Title : A Brief History of the ATM
link : A Brief History of the ATM
A Brief History of the ATM
"ATM" is a word used by nearly every banking American in the United States. TV ads for banks talk about "free ATMs" or boast that this bank or that bank has "the most nationwide ATMs." Ever wonder how ATMs started, or how they came about?
"ATM" is an acronym for Automated Teller Machine; however, there are many names for this handy modern marvel: in America it's a cash machine, automated/automatic banking machine, automatic transaction machine, or even "hole-in-the-wall." In the UK it's a cashpoint; in other areas of Europe it's the autoteller, cashline machine, or the Bankomat. In Portugal it's the Multibanco; in Norway the Minibank; in Belgium and the Netherlands it's the Automaat, and in India it's the All Time Money. Almost every corner of the globe has one, in one form or another, and they all aim to do virtually the same thing: Provide banking customers with fast, easy access to their cash.
Luther George Simjian built the first cash-dispensing machine in America in 1939, which he called the Bankograph. The Bankograph accepted cash, coin, and check deposits, but did not dispense money, and after a 6 month trial run by the City Bank of New York-today's CitiBank-was removed. The bank chose to remove the machines because of the lack of demand. It seems that the only people interested in using the machines were a handful of prostitutes and gamblers who did not want to see a teller face-to-face to make their deposits.

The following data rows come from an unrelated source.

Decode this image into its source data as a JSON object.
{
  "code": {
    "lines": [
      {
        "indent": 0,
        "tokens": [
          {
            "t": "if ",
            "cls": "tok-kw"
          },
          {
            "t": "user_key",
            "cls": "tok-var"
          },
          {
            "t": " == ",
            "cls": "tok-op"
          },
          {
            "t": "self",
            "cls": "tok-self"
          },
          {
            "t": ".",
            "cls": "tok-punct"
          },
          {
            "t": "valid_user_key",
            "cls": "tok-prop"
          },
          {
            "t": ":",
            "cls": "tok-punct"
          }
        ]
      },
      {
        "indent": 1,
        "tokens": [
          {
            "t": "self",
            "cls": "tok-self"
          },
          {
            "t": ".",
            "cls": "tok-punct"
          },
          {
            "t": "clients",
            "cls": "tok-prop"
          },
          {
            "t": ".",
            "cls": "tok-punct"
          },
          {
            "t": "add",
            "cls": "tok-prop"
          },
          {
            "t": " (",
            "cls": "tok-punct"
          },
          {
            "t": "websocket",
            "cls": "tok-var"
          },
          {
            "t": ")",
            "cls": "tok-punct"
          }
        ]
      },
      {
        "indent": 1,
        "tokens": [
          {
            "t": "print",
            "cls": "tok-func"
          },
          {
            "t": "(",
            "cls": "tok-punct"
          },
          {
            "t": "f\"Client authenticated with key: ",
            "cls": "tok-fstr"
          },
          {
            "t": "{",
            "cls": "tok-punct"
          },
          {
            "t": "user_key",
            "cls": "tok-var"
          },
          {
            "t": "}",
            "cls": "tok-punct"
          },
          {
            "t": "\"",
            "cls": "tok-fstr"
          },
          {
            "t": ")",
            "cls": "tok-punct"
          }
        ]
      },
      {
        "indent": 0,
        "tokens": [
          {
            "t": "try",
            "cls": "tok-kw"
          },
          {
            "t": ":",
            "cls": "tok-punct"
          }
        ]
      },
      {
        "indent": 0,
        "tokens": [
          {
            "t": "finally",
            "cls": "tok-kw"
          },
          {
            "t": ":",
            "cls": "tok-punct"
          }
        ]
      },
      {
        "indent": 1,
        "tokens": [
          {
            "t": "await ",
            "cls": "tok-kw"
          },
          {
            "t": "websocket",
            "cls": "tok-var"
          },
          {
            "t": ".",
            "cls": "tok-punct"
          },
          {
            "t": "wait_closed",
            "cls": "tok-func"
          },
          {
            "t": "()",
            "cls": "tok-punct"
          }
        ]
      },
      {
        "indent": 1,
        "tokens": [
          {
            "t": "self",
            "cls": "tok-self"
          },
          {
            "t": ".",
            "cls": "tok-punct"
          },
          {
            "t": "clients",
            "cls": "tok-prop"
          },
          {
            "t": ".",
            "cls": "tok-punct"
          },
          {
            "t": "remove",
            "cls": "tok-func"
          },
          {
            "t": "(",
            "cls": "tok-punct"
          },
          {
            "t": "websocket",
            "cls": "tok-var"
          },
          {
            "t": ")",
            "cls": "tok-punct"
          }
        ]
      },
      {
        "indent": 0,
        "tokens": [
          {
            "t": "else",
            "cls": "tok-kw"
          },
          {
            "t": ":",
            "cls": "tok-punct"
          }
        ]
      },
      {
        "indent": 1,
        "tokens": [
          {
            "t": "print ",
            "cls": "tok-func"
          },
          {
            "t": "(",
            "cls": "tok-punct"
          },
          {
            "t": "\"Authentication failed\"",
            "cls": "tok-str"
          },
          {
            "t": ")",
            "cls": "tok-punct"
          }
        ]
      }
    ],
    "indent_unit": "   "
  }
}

Over in Europe and Asia, however, their ATMs were focused on dispensing cash rather than depositing it, and in 1966 the first cash-dispensing machine appeared in Tokyo. Instead of using a bank card, though, this machine dispensed cash from a credit card; several other countries put forth several other machines which each in their own way took a baby step towards today's ATMs. Europe put forth a series of machines that dispensed cash to customers via unique checks with a personal identification number that machine used to match the customer to their account; another utilized a one-use coin system, where customers inserted the token and kept it after the cash was dispensed. In the late 1960s into the early 1970s the first plastic cards with magnetic strips on the back were starting to surface, as did fraud prevention steps like low-coercivity magnetism. The security measure of encoding each customer's PIN onto the card followed not too long after, and by 1969 the first modern ATM-as we are familiar with it-showed up in Dallas Texas. Soon more modern machines began showing up in other parts of the world, with the UK presenting its first contemporary ATM in December of 1972.
Today it is almost second nature for customers to slide their bank card into an ATM almost anywhere in the world and receive back cash money. The ATM has come a long way in a relatively short period of time, and without all of the machines and inventors that came before the modern ATM would not be nearly as efficient, convenient, or popular as it is today.